The most commonly torn elbow ligament in baseball players is the medial collateral ligament (MCL). Sometimes they call this the ulnar collateral ligament (UCL). It’s on the side of the elbow closest to the body. Medial means inside and ulnar refers to the bone along that side of the forearm. That’s how it gets two different names for the same thing.
Injuries of this ligament can sometimes be treated without surgery. But most of the time surgery is needed. This is especially true for athletes. In the few cases that the ligament retears, a second operation is needed.
Results of the surgery are classified as excellent, good, fair, and poor. Excellent means that after surgery the player returns to the game at the same level as before the injury. The athlete participates for at least one full year.
A good outcome is described as returning to a lower level of play but for more than one year. The player is able to throw or pitch daily during practice. Players with a fair result are able to play recreationally. And a poor result means the athlete can’t throw or compete at any level.

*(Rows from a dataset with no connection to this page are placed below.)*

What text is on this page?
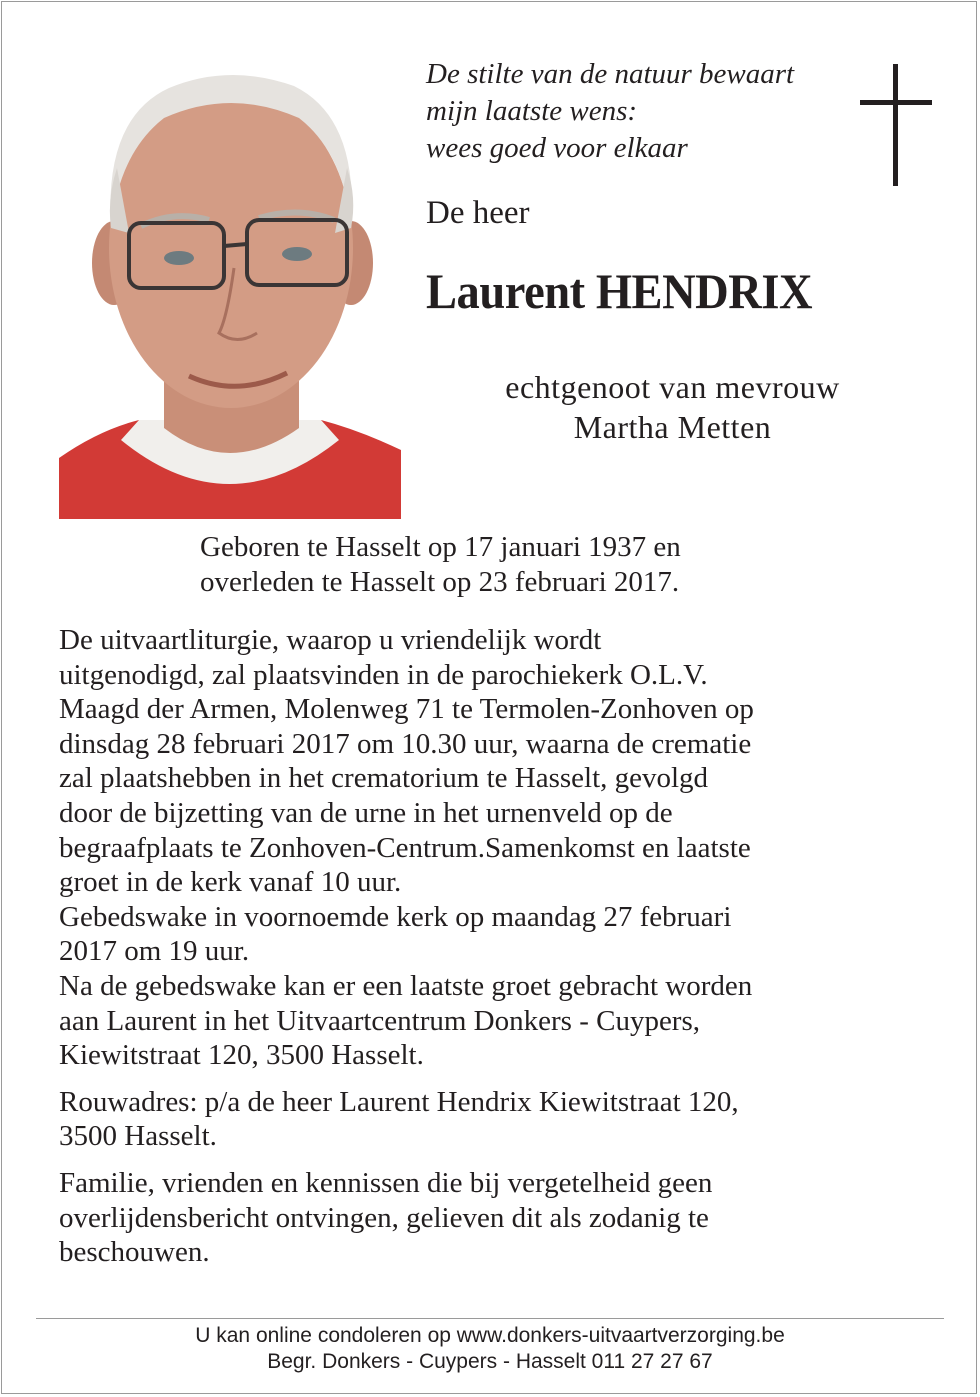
De stilte van de natuur bewaart
mijn laatste wens:
wees goed voor elkaar
De heer
Laurent HENDRIX
echtgenoot van mevrouw
Martha Metten
Geboren te Hasselt op 17 januari 1937 en
overleden te Hasselt op 23 februari 2017.
De uitvaartliturgie, waarop u vriendelijk wordt
uitgenodigd, zal plaatsvinden in de parochiekerk O.L.V.
Maagd der Armen, Molenweg 71 te Termolen-Zonhoven op
dinsdag 28 februari 2017 om 10.30 uur, waarna de crematie
zal plaatshebben in het crematorium te Hasselt, gevolgd
door de bijzetting van de urne in het urnenveld op de
begraafplaats te Zonhoven-Centrum.Samenkomst en laatste
groet in de kerk vanaf 10 uur.
Gebedswake in voornoemde kerk op maandag 27 februari
2017 om 19 uur.
Na de gebedswake kan er een laatste groet gebracht worden
aan Laurent in het Uitvaartcentrum Donkers - Cuypers,
Kiewitstraat 120, 3500 Hasselt.
Rouwadres: p/a de heer Laurent Hendrix Kiewitstraat 120,
3500 Hasselt.
Familie, vrienden en kennissen die bij vergetelheid geen
overlijdensbericht ontvingen, gelieven dit als zodanig te
beschouwen.
U kan online condoleren op www.donkers-uitvaartverzorging.be
Begr. Donkers - Cuypers - Hasselt 011 27 27 67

Studies show that 85 per cent of players have an excellent result after the first repair. About two percent retear the ligament requiring a revision (second) surgery. Forty per cent (40%) of the players who have a revision procedure have complications. Problems such as stiffness, retear, and scar tissue have been reported.
There doesn’t seem to be any way to predict who might have problems after this type of surgery. It’s impossible to tell who will be able to return to full participation in sports.